Austrian President Admires Georgia
Austrian President Heinz Fischer arrived in Georgia on 18 May for an official visit hosted by the President of Georgia, Giorgi Margvelashvili.
During the visit, the parties discussed different issues ranging from Georgia’s Association Agreement with the EU to Europe’s security climate. “The Association Agreement is by no means an anti-agreement against any other state,” the Austrian President emphasized.
“I have to sincerely say that our economic cooperation started at a very low level, but we have seriously developed those relations. The Georgian President has already talked about the Association Agreement. We encourage it. Our position is clear - that these kinds of agreements bring states together, including their economies, and are not directed against any third country,” Fischer maintained.
Fischer said he was looking forward to Austria becoming the OSCE chair country in 2017. “This organization has a great responsibility to maintain peace and it will do its best to ensure peace, including bilateral cooperation with Georgia,” said the Austrian President.

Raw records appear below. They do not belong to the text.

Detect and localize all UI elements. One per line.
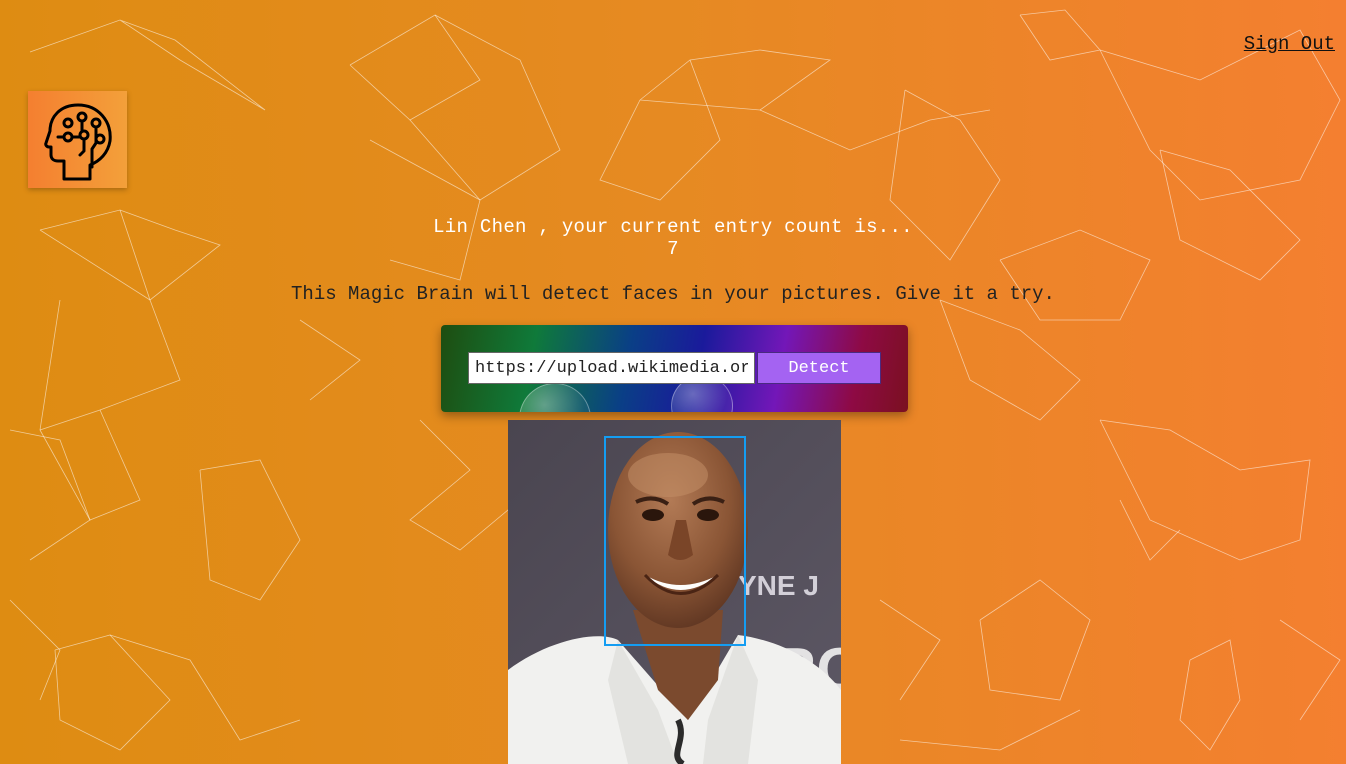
- brain-head-icon: [43, 103, 112, 180]
- detect-button[interactable]: Detect: [757, 352, 881, 384]
- face-bounding-box: [604, 436, 746, 646]
- logo-tile: [28, 91, 127, 188]
- intro-text: This Magic Brain will detect faces in yo…: [291, 283, 1055, 305]
- rank-message: Lin Chen , your current entry count is..…: [433, 216, 913, 238]
- image-link-form: Detect: [441, 325, 908, 412]
- decorative-bubble: [519, 383, 591, 412]
- sign-out-link[interactable]: Sign Out: [1244, 33, 1335, 55]
- entry-count: 7: [667, 238, 679, 260]
- svg-text:YNE J: YNE J: [738, 570, 819, 601]
- face-image: YNE J RO: [508, 420, 841, 764]
- image-url-input[interactable]: [468, 352, 755, 384]
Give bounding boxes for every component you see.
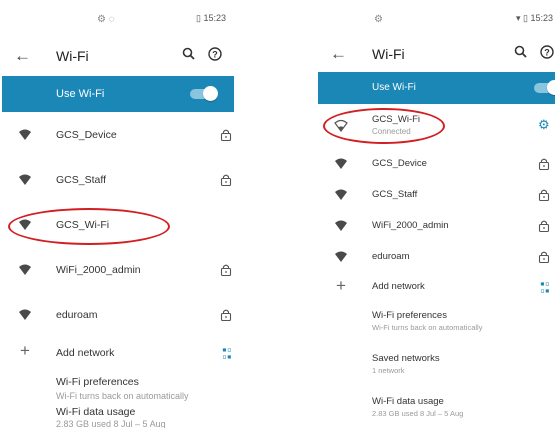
pref-subtitle: Wi-Fi turns back on automatically xyxy=(372,323,483,332)
wifi-preferences-row[interactable]: Wi-Fi preferences Wi-Fi turns back on au… xyxy=(2,370,234,401)
help-icon[interactable]: ? xyxy=(540,45,554,62)
status-time: 15:23 xyxy=(530,13,553,23)
wifi-outline-icon xyxy=(334,119,348,132)
gear-icon[interactable]: ⚙ xyxy=(538,117,550,133)
status-time-group: ▯ 15:23 xyxy=(196,13,226,24)
svg-text:?: ? xyxy=(212,50,218,60)
network-name: WiFi_2000_admin xyxy=(56,263,141,276)
pref-title: Wi-Fi preferences xyxy=(372,310,447,321)
use-wifi-label: Use Wi-Fi xyxy=(56,88,105,100)
wifi-icon: ▾ xyxy=(515,13,521,23)
network-row[interactable]: eduroam xyxy=(2,292,234,337)
status-time: 15:23 xyxy=(203,13,226,23)
use-wifi-row[interactable]: Use Wi-Fi xyxy=(318,72,555,104)
wifi-toggle-switch[interactable] xyxy=(534,80,555,95)
lock-icon xyxy=(538,250,550,264)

The visiting president was also asked about violent developments in Ukraine. “We are concerned about this issue and feel that the political climate of Europe was damaged by these processes. Our interest is to affect both sides and to help implementation of the Minsk Agreement. The impacts on the political climate in Europe are very high. The damage is great, and all this makes us strengthen our efforts to overcome or at least partly solve this problem,” the visiting president underlined.
The visit also focused on Georgia’s expectations for the upcoming Riga Summit and Georgia-Russian relations, including the relations between the two churches. At the Austrian President’s meeting with the Catholicos Patriarch Ilia II, the head of the Georgian Church declared that the issue of relationships between the Georgian and Russian churches is of a complicated nature.
When asked by the Austrian President about the Georgian government’s European choice and the relationship between Tbilisi and Moscow, Ilia II replied: “Georgia has chosen the European path. Georgia wants to become a member, a part of European democratic structures. Our choice is very firm and we will achieve this.”
The Austrian President also revealed that Georgia had left a great impression on him: “We prepared for the visit by studying information on the problems and troubles Georgia has faced. We are familiar with the recent history as well. We have studied your personal history and your contribution to building the Georgian state in detail.”
“Georgia has chosen its complicated way of freedom, sovereignty and European and NATO integration, a process where international support is of vital importance. During the last decade of successful reforms in diverse spheres, Georgia has introduced itself to the entire world and become one of the EU and NATO aspirant countries in the region of Eastern Europe,” added Fischer.